We would have loved to test all of the best crankbait rods, but with today’s supply issues we weren’t able to get our hands on everything. Here are some fantastic crankbait rods to consider that we weren’t able to test.

Things to Consider Before Buying a Crankbait Rod

Four-time Bassmaster Classic winner, Rick Clunn, famously led the charge to composite rods for crankbaits in the 1980s, noting that he often pulled the lure away from striking fish when he used graphite. At that time, there was also a move from the 5-foot-6-inch pistol grip rods of old up to 7-foot-plus models. That longer rod trend continues today, but the best crankbait rod length ultimately depends on you. 

Rod Length

Choose a blank design and a length that fits your body. A hyper-intense angler with a quick trigger finger might need a different rod than one with more slow-twitch sensibility. A 6 foot 6 inch musclebound angler might benefit from different lengths—in terms of both the blank and the handle.

Type of Lure

Most of all, think about the baits you’ll be using and where you’ll be using them. A heavy, hard-pulling bait may be usable on a medium-action casting rod, but it will wear you out over the course of a day. Similarly, even if you can throw a small lure passably on your heavy cranking rod, you’ll sacrifice distance and accuracy. Casting around thick stands of cypress trees might benefit from a different handle style and length than bomb casting over open water ledges. Some of us like solid handles, and others like split grips—find which camp you fall into.

Matching Your Rod to the Reel and Line 

Finally, consider line type and reel size.
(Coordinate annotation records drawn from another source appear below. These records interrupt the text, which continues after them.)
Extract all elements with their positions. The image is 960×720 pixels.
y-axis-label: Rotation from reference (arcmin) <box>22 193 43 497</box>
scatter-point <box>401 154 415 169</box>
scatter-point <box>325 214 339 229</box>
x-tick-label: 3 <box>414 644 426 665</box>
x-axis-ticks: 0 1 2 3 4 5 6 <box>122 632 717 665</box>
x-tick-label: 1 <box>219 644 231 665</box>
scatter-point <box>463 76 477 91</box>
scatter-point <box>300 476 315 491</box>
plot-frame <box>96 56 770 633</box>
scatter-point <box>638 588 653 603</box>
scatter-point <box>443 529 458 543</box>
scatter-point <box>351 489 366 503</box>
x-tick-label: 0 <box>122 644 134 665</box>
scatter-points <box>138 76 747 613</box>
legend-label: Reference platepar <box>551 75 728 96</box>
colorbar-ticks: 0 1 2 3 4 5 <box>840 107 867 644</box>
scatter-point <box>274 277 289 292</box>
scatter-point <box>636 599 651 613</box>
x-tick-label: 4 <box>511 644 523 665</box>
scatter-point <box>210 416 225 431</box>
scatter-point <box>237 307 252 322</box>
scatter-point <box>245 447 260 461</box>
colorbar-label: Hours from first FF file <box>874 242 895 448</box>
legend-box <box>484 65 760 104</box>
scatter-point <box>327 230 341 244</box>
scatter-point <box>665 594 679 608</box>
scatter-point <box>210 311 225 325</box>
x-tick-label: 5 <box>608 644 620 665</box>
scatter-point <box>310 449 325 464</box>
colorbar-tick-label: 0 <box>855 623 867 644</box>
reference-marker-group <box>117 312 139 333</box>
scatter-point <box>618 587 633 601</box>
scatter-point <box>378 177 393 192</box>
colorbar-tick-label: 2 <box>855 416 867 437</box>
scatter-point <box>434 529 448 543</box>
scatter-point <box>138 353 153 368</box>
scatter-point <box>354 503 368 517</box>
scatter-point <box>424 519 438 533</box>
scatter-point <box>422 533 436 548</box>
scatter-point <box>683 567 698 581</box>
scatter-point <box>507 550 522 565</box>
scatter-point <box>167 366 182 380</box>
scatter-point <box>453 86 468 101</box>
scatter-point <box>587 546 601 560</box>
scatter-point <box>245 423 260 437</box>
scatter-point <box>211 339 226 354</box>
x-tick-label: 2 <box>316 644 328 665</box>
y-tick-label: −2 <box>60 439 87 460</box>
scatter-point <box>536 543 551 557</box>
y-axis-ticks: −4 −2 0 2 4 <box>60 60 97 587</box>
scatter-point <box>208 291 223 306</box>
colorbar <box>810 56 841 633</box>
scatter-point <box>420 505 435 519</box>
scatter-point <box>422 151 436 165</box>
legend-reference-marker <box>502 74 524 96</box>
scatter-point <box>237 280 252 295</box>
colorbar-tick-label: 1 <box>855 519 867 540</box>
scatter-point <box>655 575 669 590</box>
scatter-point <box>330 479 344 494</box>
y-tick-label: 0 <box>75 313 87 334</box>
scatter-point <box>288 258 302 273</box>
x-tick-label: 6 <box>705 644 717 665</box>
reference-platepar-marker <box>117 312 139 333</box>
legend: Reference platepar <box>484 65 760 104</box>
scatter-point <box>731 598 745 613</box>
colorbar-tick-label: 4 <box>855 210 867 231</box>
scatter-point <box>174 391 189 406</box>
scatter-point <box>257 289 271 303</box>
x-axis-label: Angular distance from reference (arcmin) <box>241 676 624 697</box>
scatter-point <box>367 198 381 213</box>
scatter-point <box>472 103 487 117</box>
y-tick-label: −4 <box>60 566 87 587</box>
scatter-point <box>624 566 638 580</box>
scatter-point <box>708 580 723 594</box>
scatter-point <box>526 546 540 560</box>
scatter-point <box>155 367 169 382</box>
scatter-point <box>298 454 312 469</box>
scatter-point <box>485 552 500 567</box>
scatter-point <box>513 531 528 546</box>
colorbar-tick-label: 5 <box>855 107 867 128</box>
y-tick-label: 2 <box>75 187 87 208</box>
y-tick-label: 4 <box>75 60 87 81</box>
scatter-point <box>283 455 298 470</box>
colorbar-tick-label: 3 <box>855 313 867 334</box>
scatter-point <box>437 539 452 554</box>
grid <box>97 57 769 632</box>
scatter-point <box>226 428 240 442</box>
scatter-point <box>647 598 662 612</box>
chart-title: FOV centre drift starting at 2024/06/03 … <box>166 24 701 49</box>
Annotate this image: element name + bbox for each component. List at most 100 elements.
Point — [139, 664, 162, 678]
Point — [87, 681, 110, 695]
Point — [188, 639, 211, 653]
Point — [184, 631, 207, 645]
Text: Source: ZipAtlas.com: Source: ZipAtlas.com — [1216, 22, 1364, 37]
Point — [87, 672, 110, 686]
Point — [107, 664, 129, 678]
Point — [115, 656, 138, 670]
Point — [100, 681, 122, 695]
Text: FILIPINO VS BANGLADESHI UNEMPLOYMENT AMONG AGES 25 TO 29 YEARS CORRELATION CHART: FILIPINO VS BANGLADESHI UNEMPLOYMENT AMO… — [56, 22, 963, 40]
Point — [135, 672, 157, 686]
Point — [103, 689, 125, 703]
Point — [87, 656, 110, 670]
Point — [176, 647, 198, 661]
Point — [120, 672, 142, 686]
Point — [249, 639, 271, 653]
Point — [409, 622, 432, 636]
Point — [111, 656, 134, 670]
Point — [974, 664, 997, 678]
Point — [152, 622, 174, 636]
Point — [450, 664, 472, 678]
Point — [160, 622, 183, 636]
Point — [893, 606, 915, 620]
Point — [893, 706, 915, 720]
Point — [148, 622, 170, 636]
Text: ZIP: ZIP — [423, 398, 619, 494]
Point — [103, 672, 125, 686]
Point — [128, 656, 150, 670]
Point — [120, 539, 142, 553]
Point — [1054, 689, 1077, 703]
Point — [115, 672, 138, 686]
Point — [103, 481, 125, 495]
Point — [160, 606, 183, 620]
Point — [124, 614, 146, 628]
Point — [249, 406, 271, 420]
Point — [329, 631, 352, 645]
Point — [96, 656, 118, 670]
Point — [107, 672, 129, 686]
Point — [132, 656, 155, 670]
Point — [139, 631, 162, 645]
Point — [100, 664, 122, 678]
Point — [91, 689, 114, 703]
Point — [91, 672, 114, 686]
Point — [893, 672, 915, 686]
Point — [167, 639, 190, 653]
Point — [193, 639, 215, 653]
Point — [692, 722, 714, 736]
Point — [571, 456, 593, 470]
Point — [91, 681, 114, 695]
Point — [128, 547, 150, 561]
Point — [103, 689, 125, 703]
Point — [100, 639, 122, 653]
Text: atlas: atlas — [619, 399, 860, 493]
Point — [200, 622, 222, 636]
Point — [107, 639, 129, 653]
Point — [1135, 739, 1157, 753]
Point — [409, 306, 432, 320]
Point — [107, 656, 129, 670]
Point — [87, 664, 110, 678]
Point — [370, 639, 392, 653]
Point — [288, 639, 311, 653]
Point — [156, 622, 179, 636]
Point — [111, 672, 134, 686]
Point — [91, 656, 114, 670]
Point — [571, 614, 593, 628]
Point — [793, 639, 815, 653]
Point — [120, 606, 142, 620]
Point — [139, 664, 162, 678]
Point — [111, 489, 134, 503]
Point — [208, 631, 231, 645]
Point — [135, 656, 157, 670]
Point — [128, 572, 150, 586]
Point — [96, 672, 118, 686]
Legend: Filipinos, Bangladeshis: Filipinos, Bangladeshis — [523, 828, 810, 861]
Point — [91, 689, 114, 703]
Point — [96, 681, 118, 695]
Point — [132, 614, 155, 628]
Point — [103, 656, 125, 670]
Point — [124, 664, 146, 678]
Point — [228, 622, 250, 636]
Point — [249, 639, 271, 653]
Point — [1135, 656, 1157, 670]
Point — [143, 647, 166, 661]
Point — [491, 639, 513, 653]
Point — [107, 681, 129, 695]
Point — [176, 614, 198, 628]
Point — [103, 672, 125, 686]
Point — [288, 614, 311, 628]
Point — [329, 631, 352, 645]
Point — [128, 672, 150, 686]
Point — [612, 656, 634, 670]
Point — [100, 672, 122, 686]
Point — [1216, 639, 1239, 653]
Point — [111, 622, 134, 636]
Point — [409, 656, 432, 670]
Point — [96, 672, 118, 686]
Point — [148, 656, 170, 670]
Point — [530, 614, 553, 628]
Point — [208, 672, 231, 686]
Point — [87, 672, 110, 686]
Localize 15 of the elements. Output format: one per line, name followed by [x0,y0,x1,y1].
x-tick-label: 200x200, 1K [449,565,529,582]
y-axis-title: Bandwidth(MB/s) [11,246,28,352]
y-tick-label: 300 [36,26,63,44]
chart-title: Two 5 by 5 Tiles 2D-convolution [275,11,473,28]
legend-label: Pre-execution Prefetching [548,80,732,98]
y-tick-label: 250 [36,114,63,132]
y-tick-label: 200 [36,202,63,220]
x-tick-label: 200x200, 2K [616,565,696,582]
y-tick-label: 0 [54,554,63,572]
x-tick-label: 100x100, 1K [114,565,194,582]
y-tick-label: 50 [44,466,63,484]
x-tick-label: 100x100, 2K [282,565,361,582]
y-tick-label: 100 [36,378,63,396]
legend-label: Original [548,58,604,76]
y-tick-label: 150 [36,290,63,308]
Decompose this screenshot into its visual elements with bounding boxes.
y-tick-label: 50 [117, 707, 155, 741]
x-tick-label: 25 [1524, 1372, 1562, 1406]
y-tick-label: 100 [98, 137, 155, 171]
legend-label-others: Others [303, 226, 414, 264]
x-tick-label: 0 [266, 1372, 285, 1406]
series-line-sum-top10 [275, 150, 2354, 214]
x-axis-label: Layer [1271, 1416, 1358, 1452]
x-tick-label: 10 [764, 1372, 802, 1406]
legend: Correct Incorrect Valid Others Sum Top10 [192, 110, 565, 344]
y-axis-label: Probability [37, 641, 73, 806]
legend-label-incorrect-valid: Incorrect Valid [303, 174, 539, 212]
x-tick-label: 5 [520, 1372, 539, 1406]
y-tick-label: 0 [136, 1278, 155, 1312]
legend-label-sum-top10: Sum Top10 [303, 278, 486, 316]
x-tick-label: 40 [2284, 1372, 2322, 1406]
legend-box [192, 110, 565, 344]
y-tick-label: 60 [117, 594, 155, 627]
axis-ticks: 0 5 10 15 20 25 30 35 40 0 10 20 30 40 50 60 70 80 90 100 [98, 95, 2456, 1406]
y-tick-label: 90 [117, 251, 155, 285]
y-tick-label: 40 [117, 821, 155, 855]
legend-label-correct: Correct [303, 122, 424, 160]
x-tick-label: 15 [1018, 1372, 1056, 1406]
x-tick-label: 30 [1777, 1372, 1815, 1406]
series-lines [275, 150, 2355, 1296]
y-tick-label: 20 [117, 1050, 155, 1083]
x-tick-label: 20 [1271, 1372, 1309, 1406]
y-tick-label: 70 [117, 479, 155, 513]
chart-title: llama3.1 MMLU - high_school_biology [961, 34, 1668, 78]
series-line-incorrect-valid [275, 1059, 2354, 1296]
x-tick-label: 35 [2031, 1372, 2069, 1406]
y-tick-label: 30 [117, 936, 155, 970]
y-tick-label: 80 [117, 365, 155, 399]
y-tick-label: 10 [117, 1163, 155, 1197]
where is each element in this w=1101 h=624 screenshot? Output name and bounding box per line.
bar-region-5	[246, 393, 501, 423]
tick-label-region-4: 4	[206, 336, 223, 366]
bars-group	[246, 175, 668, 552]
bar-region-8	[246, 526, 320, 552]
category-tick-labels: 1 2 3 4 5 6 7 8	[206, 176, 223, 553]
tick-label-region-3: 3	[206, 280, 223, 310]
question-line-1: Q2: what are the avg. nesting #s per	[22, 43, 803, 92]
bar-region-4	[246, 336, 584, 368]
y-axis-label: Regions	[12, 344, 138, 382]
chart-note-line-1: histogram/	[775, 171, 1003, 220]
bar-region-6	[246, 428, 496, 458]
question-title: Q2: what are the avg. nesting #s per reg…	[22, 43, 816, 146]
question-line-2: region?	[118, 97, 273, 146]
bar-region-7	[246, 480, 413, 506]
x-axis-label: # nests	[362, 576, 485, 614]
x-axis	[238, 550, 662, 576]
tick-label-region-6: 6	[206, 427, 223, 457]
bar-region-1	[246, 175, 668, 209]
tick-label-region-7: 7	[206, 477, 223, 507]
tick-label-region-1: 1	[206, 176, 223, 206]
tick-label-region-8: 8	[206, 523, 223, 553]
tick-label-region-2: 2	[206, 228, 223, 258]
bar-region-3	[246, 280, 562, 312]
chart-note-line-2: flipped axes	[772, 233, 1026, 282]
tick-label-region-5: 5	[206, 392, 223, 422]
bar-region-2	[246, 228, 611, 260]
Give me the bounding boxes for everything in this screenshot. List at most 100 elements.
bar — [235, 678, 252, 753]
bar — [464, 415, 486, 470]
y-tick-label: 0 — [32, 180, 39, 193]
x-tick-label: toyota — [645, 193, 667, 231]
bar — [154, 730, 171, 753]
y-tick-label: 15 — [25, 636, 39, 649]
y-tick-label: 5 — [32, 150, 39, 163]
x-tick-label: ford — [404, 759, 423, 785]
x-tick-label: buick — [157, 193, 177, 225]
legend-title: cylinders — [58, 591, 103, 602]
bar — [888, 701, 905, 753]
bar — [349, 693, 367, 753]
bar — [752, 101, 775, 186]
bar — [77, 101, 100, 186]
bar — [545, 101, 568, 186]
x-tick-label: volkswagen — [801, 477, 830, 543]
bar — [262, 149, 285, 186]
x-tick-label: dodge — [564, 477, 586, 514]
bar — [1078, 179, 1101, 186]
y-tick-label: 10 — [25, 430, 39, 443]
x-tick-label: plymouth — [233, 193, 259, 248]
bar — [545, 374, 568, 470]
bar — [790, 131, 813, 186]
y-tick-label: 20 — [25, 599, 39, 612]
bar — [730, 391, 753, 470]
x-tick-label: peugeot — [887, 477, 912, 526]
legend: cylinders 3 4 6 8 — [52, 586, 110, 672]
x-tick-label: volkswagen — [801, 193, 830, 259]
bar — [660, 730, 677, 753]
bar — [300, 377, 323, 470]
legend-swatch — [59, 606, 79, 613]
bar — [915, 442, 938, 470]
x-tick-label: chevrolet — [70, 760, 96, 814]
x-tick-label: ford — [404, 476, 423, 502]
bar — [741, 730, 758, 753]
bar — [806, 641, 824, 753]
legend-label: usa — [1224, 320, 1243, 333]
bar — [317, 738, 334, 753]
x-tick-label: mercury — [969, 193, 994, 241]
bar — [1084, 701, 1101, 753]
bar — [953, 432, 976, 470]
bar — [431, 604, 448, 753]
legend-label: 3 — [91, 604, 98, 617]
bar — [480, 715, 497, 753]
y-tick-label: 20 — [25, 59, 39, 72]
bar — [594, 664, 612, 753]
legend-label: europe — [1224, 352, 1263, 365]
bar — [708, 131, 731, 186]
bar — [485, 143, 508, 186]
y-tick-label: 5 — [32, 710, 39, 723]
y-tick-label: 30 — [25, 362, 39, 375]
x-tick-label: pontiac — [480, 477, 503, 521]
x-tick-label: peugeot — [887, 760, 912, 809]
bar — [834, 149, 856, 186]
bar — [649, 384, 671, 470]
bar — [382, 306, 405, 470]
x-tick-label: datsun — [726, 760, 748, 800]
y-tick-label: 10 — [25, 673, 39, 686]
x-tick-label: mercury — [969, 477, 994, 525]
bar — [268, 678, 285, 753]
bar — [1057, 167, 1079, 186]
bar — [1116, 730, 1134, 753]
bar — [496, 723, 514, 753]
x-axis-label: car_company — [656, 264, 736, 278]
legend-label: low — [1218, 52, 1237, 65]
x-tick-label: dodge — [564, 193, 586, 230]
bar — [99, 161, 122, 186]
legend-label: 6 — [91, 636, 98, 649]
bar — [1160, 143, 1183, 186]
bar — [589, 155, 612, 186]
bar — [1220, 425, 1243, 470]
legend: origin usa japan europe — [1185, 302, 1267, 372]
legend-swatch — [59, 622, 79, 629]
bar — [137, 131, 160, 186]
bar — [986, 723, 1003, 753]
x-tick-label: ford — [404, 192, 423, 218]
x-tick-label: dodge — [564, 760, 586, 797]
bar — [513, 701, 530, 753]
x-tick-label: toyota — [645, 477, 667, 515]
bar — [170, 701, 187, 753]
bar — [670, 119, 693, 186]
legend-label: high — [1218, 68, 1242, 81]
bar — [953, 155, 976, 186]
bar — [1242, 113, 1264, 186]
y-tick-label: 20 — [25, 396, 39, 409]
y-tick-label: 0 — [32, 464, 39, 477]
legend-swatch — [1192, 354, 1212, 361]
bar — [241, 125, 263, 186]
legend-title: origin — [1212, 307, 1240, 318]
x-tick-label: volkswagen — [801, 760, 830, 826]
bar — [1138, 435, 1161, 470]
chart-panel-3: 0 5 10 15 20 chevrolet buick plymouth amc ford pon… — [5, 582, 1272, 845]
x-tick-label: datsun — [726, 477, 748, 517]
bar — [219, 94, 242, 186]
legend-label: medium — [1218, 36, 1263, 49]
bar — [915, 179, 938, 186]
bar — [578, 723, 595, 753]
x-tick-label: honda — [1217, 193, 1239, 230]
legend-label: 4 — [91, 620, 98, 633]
Will you be using monofilament or fluorocarbon, or even braid? That might change the amount of “give” you want in your blank. Also, when casting with the wind with a giant lure across open water, you might be able to “spool” a small reel, but if you go too heavy, you’ll throw your combo out of balance—and balance can be as important as the absolute weight itself.

FAQs

Q: What is a crankbait rod? 

Crankbait rods are typically softer than rods used for fishing other types of baits. The parabolic bend helps keep fish hooked on the small treble used by crankbaits. They also need decent power to rip crankbaits through cover, which triggers strikes. 

Q: Is a fast action rod good for crankbaits?

Most crankbait rods feature a moderate action. 

Q: How fast should I reel in a crankbait?

Crankbaits can be burned or slowly worked, but they’re most commonly worked fast and ticked off of cover to create a sudden change of cadence.

Read Next: Best Bass Lures of 2022

Final Thoughts

Picking a crankbait rod for someone else is like trying to pick their spouse. It’s not just a matter of personal preferences and eccentricities but also involves a certain sense of “feel” and knowing what’s right. We tried to recognize that in making our analyses, focusing on objective factors while pointing out the subjective differences that might make a rod good for us, but not for you. In determining the right crankbait rod for your next fishing outing, take full stock of where and how you fish—and the crankbaits you’re likely to throw.